My rig with a BIOSTAR TB250-BTC board was constantly logging PCIe Bus Error messages under /var/log/kern.log and /var/log/sys.log. About twenty GBs worth or log files!

Beyond the logging errors, I couldn’t have more than four GPUs attached until I performed the below fix. FYI, I am using five ZOTAC GeForce GTX 1060 AMP Edition (model: ZT-P10600B-10M) cards.

The solution: you need to enable “Miner Mode” in the BIOS Settings for the board.

  1. During boot hold the delete key until you enter the motherboard setup.
  2. Once in, navigate to: Chipset => Miner Mode => Set to [Enabled]

For reference, here’s the error that was filling my logs:

pcieport 0000:00:1c.7:   device [8086:a297] error status/mask=00000001/00002000
pcieport 0000:00:1c.7:    [ 0] Receiver Error         (First)
pcieport 0000:00:1c.7: AER: Corrected error received: id=00e7
pcieport 0000:00:1c.7: PCIe Bus Error: severity=Corrected, type=Physical Layer, id=00e7(Receiver ID)

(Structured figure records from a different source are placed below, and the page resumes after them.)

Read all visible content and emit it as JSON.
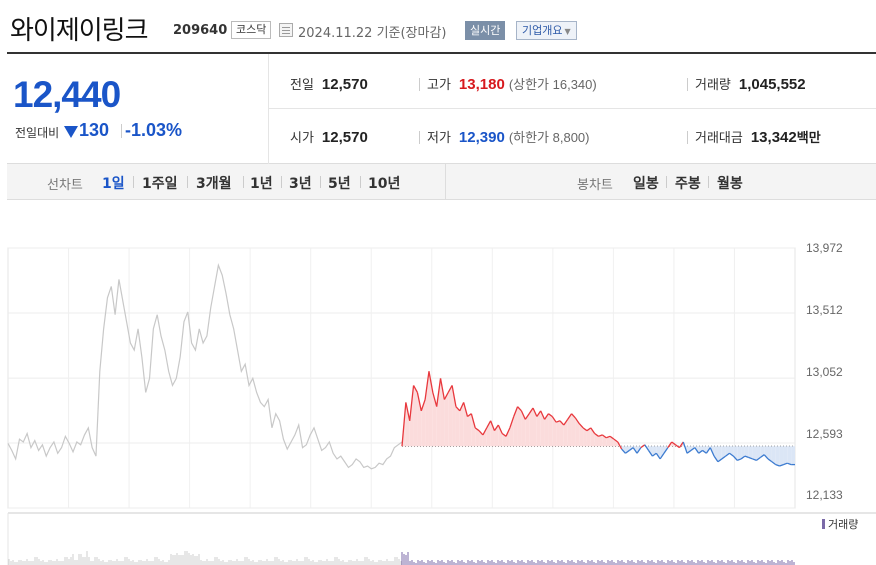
{
  "header": {
    "name": "와이제이링크",
    "code": "209640",
    "market": "코스닥",
    "date": "2024.11.22  기준(장마감)",
    "realtime": "실시간",
    "company": "기업개요"
  },
  "summary": {
    "price": "12,440",
    "change_label": "전일대비",
    "change": "130",
    "change_pct": "-1.03%",
    "prev_label": "전일",
    "prev": "12,570",
    "open_label": "시가",
    "open": "12,570",
    "high_label": "고가",
    "high": "13,180",
    "upper_limit": "(상한가 16,340)",
    "low_label": "저가",
    "low": "12,390",
    "lower_limit": "(하한가 8,800)",
    "volume_label": "거래량",
    "volume": "1,045,552",
    "amount_label": "거래대금",
    "amount": "13,342",
    "amount_unit": "백만"
  },
  "tabs": {
    "line_label": "선차트",
    "line": [
      "1일",
      "1주일",
      "3개월",
      "1년",
      "3년",
      "5년",
      "10년"
    ],
    "candle_label": "봉차트",
    "candle": [
      "일봉",
      "주봉",
      "월봉"
    ]
  },
  "colors": {
    "up": "#d7191e",
    "down": "#1a55c8",
    "line_red": "#e8383d",
    "line_blue": "#3c7bd0",
    "prev_line": "#c8c8c8",
    "volume": "#7b6aa8"
  },
  "chart_data": {
    "type": "line",
    "yticks": [
      "13,972",
      "13,512",
      "13,052",
      "12,593",
      "12,133"
    ],
    "ylim": [
      12133,
      13972
    ],
    "base": 12570,
    "volume_legend": "거래량",
    "prev_day": [
      12590,
      12540,
      12480,
      12620,
      12600,
      12660,
      12560,
      12610,
      12540,
      12580,
      12500,
      12560,
      12600,
      12520,
      12560,
      12640,
      12590,
      12530,
      12600,
      12580,
      12650,
      12700,
      12560,
      12500,
      13100,
      13400,
      13620,
      13700,
      13500,
      13750,
      13600,
      13450,
      13300,
      13250,
      13400,
      13200,
      12950,
      13050,
      13400,
      13500,
      13350,
      13250,
      13100,
      13000,
      13050,
      13200,
      13450,
      13520,
      13300,
      13250,
      13400,
      13300,
      13350,
      13550,
      13700,
      13850,
      13780,
      13650,
      13500,
      13400,
      13250,
      13100,
      13150,
      13000,
      13050,
      12950,
      12880,
      12850,
      12900,
      12700,
      12800,
      12750,
      12620,
      12550,
      12600,
      12650,
      12720,
      12560,
      12580,
      12650,
      12700,
      12620,
      12540,
      12560,
      12600,
      12520,
      12480,
      12500,
      12460,
      12420,
      12440,
      12480,
      12460,
      12420,
      12430,
      12410,
      12420,
      12450,
      12440,
      12480,
      12500,
      12560,
      12580,
      12600
    ],
    "today": [
      12570,
      12880,
      12750,
      13000,
      12950,
      12820,
      12900,
      13100,
      12950,
      12850,
      13050,
      12900,
      12950,
      13000,
      12850,
      12820,
      12880,
      12780,
      12800,
      12700,
      12680,
      12650,
      12700,
      12750,
      12680,
      12720,
      12660,
      12640,
      12700,
      12780,
      12850,
      12820,
      12760,
      12800,
      12840,
      12780,
      12820,
      12760,
      12800,
      12780,
      12740,
      12750,
      12720,
      12760,
      12800,
      12770,
      12730,
      12700,
      12680,
      12700,
      12660,
      12640,
      12650,
      12630,
      12640,
      12620,
      12600,
      12550,
      12520,
      12540,
      12560,
      12520,
      12560,
      12580,
      12540,
      12500,
      12520,
      12480,
      12520,
      12560,
      12600,
      12580,
      12560,
      12600,
      12520,
      12540,
      12560,
      12520,
      12540,
      12520,
      12560,
      12500,
      12460,
      12480,
      12500,
      12520,
      12500,
      12470,
      12480,
      12500,
      12490,
      12480,
      12470,
      12490,
      12510,
      12480,
      12460,
      12440,
      12430,
      12440,
      12450,
      12440,
      12440
    ]
  }
}
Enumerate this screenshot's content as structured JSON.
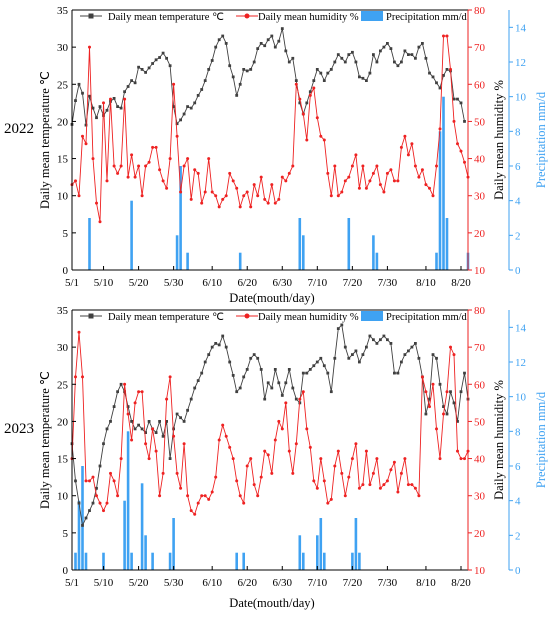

Doing research online led me down a couple of paths that are NOT needed, and revolved around adding pci flags to /etc/default/grub. Some red-herring suggestions were:

  • GRUB_CMDLINE_LINUX_DEFAULT=”quiet splash pci=nommconf”
  • GRUB_CMDLINE_LINUX_DEFAULT=”quiet splash pci=nomsi”

Lesson for the future: After building rigs it would be worth seeing if errors are being perpetually written to the /var/log/ directory. You may not realize it until you either run out of space or if the error finally manifests itself in a way that will cause you to investigate. In my case it was added a fifth GPU.